Segundo a Anvisa (2007), a porcentagem de faturamento das empresas nacionais corresponde a 20% do setor. A tradição de produção do setor é que as empresas farmacêuticas estrangeiras instaladas no Brasil fabriquem mais medicamentos de referência e as nacionais, mais os produtos similares ou, atualmente, os genéricos.

Dentro dos quatro estágios da cadeia de produção de medicamentos, no Brasil, as empresas transnacionais concentram suas atividades nos dois últimos estágios, ou seja, na formulação de medicamentos e sua introdução no mercado. Queiroz e González (2001)

consideram que o aumento no número de pesquisas clínicas desenvolvidas no Brasil por empresas transnacionais, na década de 90, não deve ser menosprezado, já que representam uma parte significativa da pesquisa e do desenvolvimento de um medicamento.

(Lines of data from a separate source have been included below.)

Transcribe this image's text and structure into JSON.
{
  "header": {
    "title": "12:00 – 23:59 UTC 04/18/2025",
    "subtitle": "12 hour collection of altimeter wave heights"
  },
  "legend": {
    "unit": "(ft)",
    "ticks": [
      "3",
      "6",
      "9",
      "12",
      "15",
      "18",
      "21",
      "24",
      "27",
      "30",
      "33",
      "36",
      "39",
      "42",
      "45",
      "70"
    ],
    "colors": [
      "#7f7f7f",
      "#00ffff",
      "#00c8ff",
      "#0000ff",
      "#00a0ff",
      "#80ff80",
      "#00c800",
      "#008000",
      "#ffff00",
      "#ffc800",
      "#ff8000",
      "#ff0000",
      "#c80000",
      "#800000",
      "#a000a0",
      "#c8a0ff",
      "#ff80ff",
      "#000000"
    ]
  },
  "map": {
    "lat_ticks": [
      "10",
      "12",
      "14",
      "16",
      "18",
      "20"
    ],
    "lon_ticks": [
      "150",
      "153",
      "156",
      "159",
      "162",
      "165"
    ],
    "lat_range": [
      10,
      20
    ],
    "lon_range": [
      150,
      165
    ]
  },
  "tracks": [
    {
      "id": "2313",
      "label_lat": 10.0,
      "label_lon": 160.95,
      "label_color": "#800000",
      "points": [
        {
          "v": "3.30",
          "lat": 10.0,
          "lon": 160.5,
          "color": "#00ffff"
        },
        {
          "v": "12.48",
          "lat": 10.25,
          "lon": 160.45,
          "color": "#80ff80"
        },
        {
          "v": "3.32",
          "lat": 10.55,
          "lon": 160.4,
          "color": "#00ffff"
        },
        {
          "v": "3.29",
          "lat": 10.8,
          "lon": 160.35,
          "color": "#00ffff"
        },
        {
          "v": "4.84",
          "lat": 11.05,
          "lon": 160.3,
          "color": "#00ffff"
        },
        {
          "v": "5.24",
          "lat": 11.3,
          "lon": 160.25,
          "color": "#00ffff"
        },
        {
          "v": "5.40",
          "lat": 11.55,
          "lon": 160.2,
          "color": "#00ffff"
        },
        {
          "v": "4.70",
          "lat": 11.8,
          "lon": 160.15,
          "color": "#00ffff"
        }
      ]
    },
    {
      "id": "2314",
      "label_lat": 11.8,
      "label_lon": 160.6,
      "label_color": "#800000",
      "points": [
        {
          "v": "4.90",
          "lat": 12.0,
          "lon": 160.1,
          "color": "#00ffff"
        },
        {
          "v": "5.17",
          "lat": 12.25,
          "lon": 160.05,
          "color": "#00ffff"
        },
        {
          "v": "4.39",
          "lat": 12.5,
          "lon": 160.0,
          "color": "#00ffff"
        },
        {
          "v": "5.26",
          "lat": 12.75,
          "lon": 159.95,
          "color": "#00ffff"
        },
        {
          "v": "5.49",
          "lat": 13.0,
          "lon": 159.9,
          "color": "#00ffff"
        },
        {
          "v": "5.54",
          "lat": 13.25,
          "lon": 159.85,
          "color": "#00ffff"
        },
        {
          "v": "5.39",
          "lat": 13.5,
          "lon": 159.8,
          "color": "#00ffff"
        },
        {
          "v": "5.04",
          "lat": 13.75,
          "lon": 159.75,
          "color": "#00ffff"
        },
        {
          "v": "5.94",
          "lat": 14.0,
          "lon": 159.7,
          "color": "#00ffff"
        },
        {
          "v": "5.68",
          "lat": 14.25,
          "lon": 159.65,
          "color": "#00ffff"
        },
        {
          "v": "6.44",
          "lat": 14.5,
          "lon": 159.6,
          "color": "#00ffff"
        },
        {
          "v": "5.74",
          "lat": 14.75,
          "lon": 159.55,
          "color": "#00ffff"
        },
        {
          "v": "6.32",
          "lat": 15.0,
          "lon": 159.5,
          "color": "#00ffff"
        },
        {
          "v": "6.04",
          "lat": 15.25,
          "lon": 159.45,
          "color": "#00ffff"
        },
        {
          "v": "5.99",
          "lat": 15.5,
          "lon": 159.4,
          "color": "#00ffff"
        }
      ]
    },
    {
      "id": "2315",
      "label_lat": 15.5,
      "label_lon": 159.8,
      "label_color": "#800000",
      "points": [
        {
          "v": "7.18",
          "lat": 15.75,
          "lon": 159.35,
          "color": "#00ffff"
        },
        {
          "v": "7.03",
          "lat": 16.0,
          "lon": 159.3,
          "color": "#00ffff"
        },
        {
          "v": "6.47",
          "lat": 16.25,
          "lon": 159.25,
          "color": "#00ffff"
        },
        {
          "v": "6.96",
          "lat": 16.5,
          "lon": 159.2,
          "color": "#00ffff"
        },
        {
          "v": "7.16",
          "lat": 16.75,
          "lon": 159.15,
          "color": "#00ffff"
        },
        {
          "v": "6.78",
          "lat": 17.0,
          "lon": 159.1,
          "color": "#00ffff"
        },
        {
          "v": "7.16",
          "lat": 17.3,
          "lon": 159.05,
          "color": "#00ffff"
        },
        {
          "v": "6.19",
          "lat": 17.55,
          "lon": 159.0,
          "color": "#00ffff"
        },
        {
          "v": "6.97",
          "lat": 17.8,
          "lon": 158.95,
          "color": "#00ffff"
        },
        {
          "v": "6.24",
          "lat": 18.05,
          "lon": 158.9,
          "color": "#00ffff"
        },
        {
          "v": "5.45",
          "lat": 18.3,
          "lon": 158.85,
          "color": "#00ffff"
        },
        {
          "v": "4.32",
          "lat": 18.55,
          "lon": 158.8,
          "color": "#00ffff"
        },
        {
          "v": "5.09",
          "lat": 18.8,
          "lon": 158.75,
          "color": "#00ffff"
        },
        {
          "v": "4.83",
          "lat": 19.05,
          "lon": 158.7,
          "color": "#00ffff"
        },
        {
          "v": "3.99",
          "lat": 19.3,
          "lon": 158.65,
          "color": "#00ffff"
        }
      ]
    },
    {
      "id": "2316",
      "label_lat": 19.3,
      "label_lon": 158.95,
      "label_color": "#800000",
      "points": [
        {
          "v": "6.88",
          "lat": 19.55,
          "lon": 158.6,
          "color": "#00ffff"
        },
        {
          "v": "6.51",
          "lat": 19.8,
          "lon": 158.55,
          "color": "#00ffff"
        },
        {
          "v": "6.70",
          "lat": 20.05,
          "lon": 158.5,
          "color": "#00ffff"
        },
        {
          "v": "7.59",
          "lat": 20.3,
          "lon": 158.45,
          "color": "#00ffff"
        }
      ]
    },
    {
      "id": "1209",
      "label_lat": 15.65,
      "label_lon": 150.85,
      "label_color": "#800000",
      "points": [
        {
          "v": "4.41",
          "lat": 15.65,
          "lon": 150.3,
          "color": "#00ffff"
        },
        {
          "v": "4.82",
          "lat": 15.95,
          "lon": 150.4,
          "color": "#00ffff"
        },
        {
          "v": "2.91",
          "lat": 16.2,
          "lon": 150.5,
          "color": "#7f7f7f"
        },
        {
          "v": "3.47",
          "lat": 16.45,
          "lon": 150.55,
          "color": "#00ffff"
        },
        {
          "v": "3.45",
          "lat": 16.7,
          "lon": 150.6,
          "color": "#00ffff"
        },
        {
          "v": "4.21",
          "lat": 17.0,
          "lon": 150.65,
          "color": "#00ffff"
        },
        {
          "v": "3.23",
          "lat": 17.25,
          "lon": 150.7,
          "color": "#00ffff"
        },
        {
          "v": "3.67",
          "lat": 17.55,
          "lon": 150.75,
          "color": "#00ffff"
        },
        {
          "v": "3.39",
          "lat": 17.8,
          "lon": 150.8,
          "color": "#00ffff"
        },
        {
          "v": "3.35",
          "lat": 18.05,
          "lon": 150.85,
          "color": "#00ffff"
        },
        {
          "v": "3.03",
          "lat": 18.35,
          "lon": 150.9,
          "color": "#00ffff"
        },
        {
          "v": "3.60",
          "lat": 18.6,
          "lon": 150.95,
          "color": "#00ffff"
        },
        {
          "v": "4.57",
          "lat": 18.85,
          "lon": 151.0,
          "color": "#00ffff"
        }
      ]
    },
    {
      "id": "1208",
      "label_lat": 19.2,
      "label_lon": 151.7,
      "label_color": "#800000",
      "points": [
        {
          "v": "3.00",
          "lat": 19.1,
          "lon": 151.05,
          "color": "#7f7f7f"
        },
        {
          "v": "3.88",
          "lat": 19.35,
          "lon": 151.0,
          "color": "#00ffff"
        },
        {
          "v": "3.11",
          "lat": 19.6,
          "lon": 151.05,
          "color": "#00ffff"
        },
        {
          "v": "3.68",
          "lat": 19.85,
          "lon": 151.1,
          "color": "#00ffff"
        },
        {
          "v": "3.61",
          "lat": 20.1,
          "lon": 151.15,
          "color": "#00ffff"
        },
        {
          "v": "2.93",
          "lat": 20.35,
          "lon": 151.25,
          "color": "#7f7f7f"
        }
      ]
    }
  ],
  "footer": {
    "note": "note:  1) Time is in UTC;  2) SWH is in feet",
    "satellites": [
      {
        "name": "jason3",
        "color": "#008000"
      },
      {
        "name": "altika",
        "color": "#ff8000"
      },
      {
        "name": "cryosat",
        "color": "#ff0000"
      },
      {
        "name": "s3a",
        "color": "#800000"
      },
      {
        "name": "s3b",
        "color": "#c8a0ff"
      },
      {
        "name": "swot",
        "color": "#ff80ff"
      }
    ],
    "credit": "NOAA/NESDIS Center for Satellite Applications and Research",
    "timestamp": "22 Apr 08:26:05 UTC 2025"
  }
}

Com referência aos pedidos de patentes no Brasil, é interessante observar a sua distribuição ao longo do tempo e a sua classificação de acordo com a natureza do produto final. Durante o período de 1992 a 1998, observa-se claramente o aumento de patentes a partir de 1996, quando a nova lei de Propriedade Industrial foi aprovada. Os produtos de origem química são quantitativamente superiores aos obtidos por biotecnologia tradicional ou moderna e os países com maior número de patentes solicitadas naquele período foram: EUA e Alemanha para produtos de origem química, EUA e Brasil para produtos originados de biotecnologia tradicional e EUA e França para aqueles originados a partir de biotecnologia moderna (QUEIROZ; GONZÁLEZ, 2001).